What is a Decision Tree in Machine Learning?

A decision tree is a supervised learning technique that has a pre-defined target variable and is most often used in classification problems. This tree can be applied to either categorical or continuous input & output variables. The training process resembles a flow chart, with each internal (non-leaf) node a test of an attribute, each branch is the outcome of that test, and each leaf (terminal) node contains a class label. The uppermost node in the tree is called the root node.

In the decision process, the sample (population) is split into two or more  sub-populations sets of maximal, which is decided by the most significant splitter or differentiator in the input variables.

The ultimate goal is to create a predictive model that can take observations about a sample (the branches) and make accurate conclusions about the sample’s target value (the leaves).

Types of Decision Trees:

The two main families of decision trees are defined by function:

  • Classification trees – Used to predict the class to which the data sample belongs.
  • Regression tree

    – Used when the outcome isn’t a classifier, but rather a real number.

Some approaches construct multiple decision trees, or ensembles, to solve specific problems.
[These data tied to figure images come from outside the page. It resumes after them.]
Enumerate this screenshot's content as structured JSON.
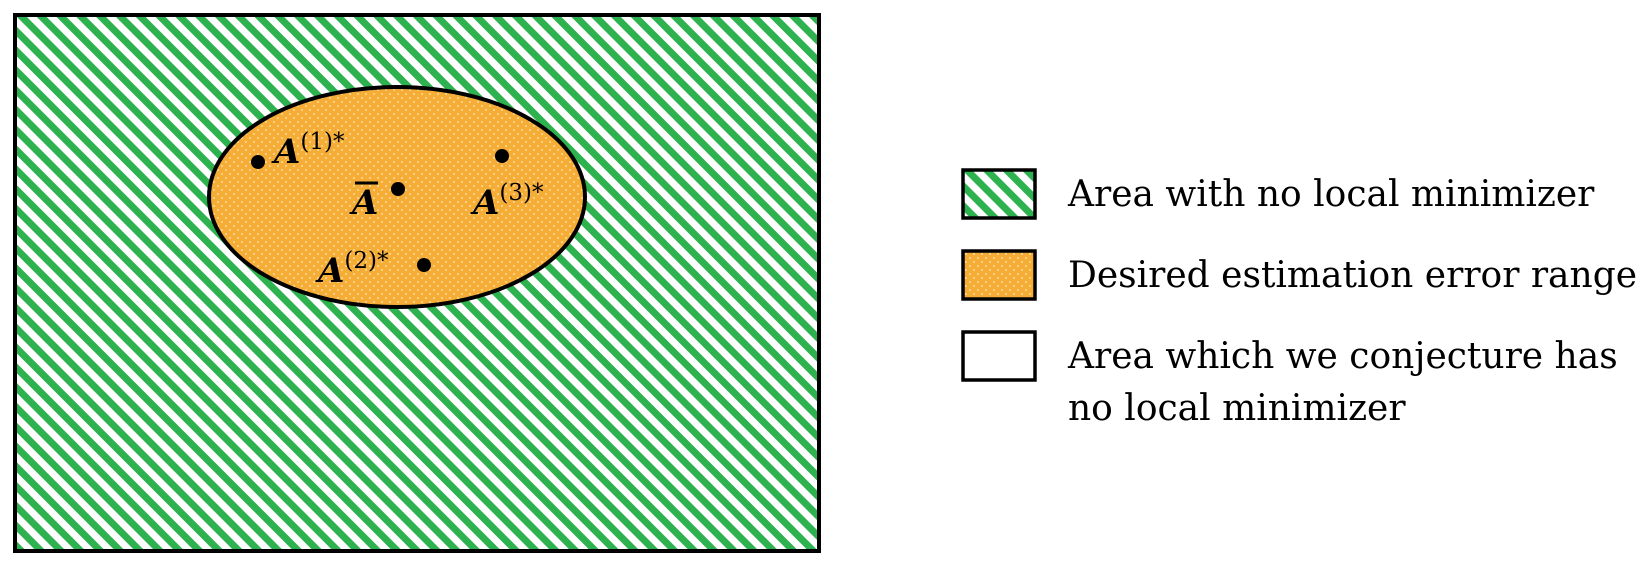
{
  "colors": {
    "green_hatch": "#2db24f",
    "orange_fill": "#f5ad35",
    "outline": "#000000",
    "background": "#ffffff"
  },
  "points": [
    {
      "id": "A1",
      "label": "A",
      "sup": "(1)*"
    },
    {
      "id": "Abar",
      "label": "A",
      "sup": ""
    },
    {
      "id": "A3",
      "label": "A",
      "sup": "(3)*"
    },
    {
      "id": "A2",
      "label": "A",
      "sup": "(2)*"
    }
  ],
  "legend": {
    "items": [
      {
        "pattern": "green-hatch",
        "lines": [
          "Area with no local minimizer"
        ]
      },
      {
        "pattern": "orange-dots",
        "lines": [
          "Desired estimation error range"
        ]
      },
      {
        "pattern": "white",
        "lines": [
          "Area which we conjecture has",
          "no local minimizer"
        ]
      }
    ]
  }
}
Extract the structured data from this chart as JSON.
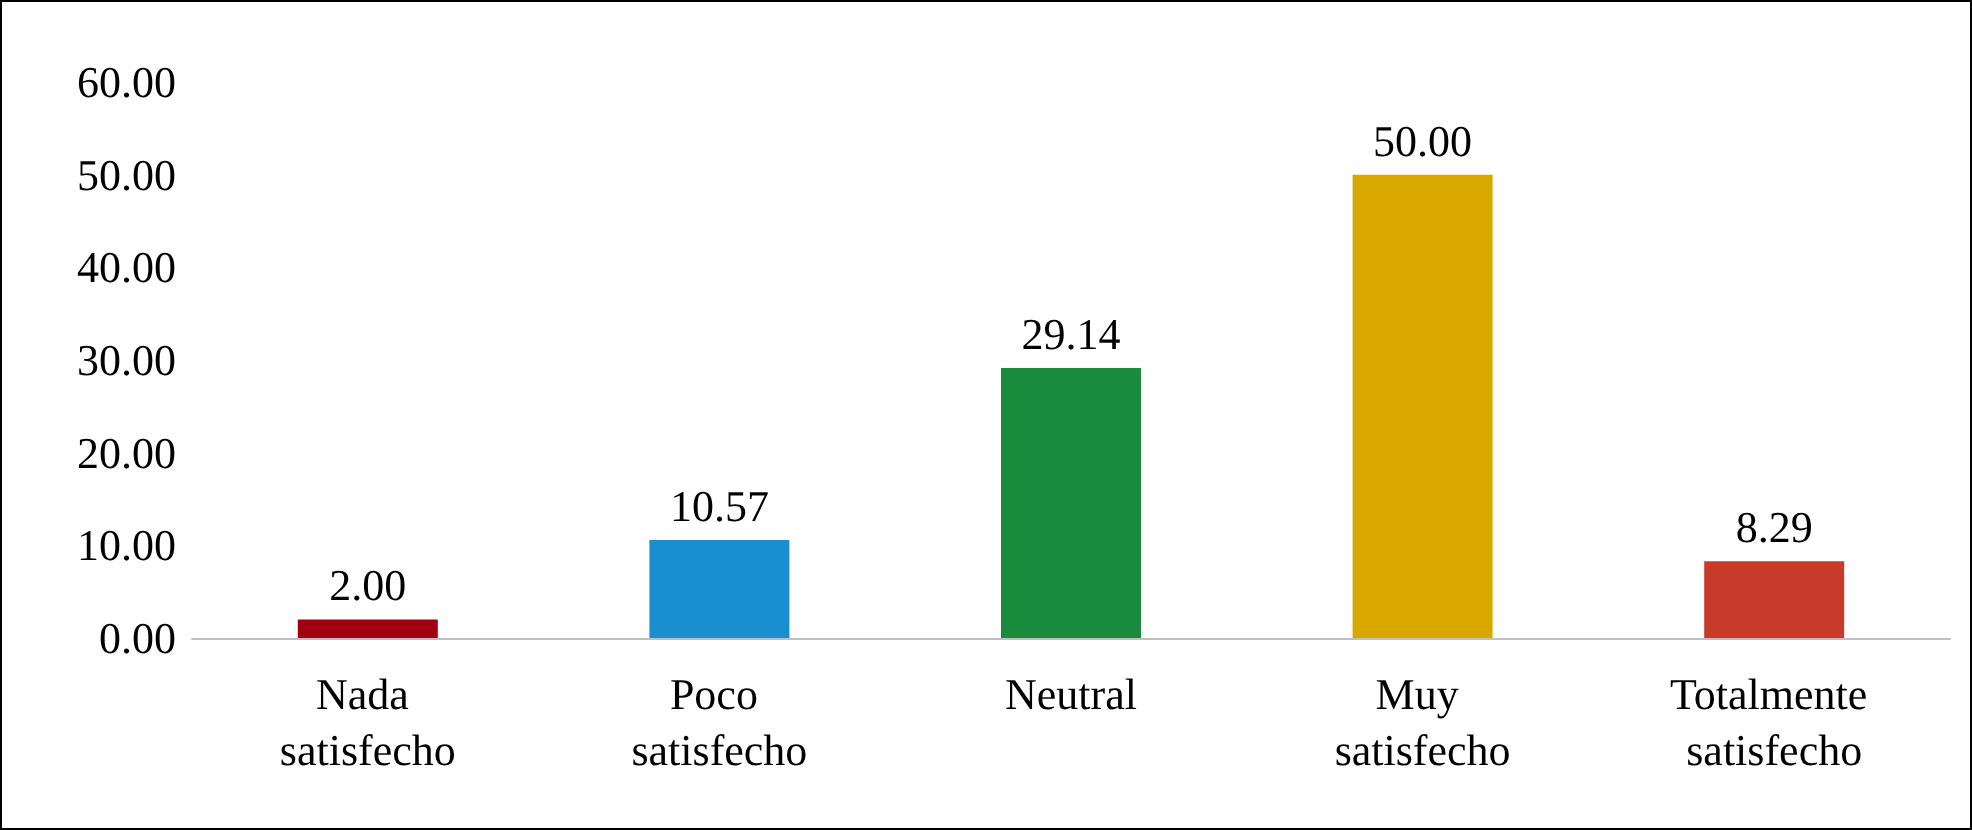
{
  "chart_data": {
    "type": "bar",
    "categories": [
      "Nada satisfecho",
      "Poco satisfecho",
      "Neutral",
      "Muy satisfecho",
      "Totalmente satisfecho"
    ],
    "values": [
      2.0,
      10.57,
      29.14,
      50.0,
      8.29
    ],
    "value_labels": [
      "2.00",
      "10.57",
      "29.14",
      "50.00",
      "8.29"
    ],
    "colors": [
      "#a00010",
      "#1a8fd0",
      "#1a8a3c",
      "#d8a800",
      "#c83a2a"
    ],
    "ylim": [
      0,
      60
    ],
    "yticks": [
      {
        "value": 0,
        "label": "0.00"
      },
      {
        "value": 10,
        "label": "10.00"
      },
      {
        "value": 20,
        "label": "20.00"
      },
      {
        "value": 30,
        "label": "30.00"
      },
      {
        "value": 40,
        "label": "40.00"
      },
      {
        "value": 50,
        "label": "50.00"
      },
      {
        "value": 60,
        "label": "60.00"
      }
    ],
    "grid": false
  }
}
A few common examples: 

  • Boosted trees – Used to train instances that were previously incorrectly modeled. For example, AdaBoost. This works for both regression and classification problems.
  • Bootstrap aggregated decision trees – Used for classifying data that’s difficult to label by employing repeated sampling and building a consensus prediction. 
  • Random forests – A variant of bootstrap aggregating used to compensated for “overfitting” of data.